Eric adds -- Perhaps the next significant options backdating ruling will be rendered in the forthcoming U.S. v. Jobs matter.  Although I don't know about doctors, it sure doesn't look like an Apple a day repels the SEC . . .

Supreme Court of Pennsylvania Addresses Certificates of Merit

The Pennsylvania Rules of Civil Procedure require a plaintiff to file a timely certificate of merit in any professional liability action, including a medical malpractice lawsuit, subject to dismissal of the action.  We have seen a number of procedural issues come up in this context, and the legal landscape is developing.

One argument plaintiffs raise with some frequency in trying to revive a dismissed lawsuit is that the application of the rules was inequitable under the circumstances.  The Supreme Court of Pennsylvania has weighed in on the issue and said that the certificate of merit rules are subject to equitable considerations so long as the rules' requirements are met.  See Womer v. Hilliker, 908 A.2d 269 (Pa. 2006) (Justices Baer's dissent is here).  At least substantial compliance is required, and where a plaintiff does nothing to comply with the rules, equitable considerations cannot save a claim.  The court also said that serving an expert report upon a defendant, in and of itself, is not substantial compliance with the rules.  Generally, we do not expect equitable considerations to save many dismissed lawsuits.

A plaintiff's compliance with the certificate of merit rules must be carefully evaluated.  We can offer valuable assistance to our healthcare clients in this regard.

Balloon Juice

Over at the Volokh Conspiracy there is an interesting series of posts on what one might call the Problem of the Air Force.  The problem, being one only for those espousing a so-called originalist view of the Constitution, is this:  The document confers on the federal government (Congress in particular) the powers "To raise and support Armies" and "To provide and maintain a Navy."  The Constitution, however, says nothing about Congress' power to create an independent Air Force.  As such a force could hardly have been envisioned by the framers -- let alone intended to be encompassed by the terms Armies and Navy -- originalists must concede that such power simply does not exist.  In sum, the U.S. Air Force is unconstitutional. 

As I said, an interesting argument.  Fortunately, it is just plain wrong.  Contrary to what one might initially suspect, aircraft did exist during the time in which the framers toiled:

The first recorded manned balloon flight was made in a hot air balloon built by the Montgolfier brothers on November 21, 1783.

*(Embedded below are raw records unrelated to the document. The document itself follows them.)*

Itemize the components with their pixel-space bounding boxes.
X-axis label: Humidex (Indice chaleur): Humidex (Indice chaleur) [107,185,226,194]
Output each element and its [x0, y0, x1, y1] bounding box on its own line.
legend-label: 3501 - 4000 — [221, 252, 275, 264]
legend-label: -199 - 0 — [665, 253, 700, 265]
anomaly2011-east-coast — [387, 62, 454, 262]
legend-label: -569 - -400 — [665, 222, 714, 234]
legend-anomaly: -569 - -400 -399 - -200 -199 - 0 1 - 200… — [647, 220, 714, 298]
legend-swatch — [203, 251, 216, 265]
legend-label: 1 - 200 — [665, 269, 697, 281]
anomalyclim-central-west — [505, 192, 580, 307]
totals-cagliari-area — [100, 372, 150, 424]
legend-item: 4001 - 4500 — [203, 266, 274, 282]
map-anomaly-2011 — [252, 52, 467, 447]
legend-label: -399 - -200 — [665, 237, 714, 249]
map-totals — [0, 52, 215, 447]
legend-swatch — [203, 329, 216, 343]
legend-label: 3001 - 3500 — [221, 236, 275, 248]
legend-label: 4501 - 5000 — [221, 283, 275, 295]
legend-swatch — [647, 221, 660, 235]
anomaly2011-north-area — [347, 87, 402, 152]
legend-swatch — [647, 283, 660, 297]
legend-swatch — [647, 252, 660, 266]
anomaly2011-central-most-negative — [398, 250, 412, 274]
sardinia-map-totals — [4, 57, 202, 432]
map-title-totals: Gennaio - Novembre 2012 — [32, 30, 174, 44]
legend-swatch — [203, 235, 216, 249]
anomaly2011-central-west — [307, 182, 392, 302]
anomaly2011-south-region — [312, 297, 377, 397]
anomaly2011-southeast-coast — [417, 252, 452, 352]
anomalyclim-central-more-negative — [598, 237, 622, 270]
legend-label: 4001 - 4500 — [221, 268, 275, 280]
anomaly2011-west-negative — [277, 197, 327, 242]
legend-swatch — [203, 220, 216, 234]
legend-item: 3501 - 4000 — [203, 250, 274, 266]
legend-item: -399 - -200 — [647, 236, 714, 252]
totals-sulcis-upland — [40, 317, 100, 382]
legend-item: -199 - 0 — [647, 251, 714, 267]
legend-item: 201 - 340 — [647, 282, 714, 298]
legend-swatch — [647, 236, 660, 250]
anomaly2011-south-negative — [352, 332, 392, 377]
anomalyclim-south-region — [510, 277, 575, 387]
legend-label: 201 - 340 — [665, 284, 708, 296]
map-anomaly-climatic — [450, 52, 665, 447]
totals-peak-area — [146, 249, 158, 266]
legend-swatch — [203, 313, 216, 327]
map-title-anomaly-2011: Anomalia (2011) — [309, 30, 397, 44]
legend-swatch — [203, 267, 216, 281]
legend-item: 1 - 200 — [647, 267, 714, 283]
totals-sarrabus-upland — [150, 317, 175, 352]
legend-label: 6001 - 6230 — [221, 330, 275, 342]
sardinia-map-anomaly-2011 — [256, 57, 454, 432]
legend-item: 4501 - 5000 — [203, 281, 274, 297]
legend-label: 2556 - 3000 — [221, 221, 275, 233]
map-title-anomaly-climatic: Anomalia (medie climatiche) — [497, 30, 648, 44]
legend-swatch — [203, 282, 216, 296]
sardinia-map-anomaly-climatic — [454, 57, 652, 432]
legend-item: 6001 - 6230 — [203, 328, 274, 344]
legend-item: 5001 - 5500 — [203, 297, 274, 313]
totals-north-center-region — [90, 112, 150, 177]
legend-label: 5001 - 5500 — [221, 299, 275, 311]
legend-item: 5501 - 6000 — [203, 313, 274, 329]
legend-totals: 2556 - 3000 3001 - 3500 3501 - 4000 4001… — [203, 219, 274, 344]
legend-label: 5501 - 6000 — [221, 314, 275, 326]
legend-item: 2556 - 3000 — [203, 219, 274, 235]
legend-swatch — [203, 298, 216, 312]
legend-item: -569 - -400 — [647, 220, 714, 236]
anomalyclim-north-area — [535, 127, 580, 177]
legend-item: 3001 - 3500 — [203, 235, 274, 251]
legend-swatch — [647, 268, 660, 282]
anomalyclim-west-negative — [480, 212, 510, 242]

So too did the knowledge, however inadvertently acquired, that such craft could be used to distinct military advantage:

The first aircraft disaster occurred in May 1785 when the town of Tullamore, Co. Offaly Ireland was seriously damaged when the crash of a balloon resulted in a fire that burned down about 100 houses giving the town the unusual distinction of being home to the world's first aviation disaster.

It seems odd, then, that the framers would have deprived the republic of the ability to defend itself from the air.  And, of course, they did not.  A close reading of the constitution reveals the manifestly intentional establishment of a federal Hot Air Force.  See Article I, section 1.  And being thus descended, the modern Air Force remains a perfectly constitutional branch of service.  (With all due apologies to John Cole and Allahpundit).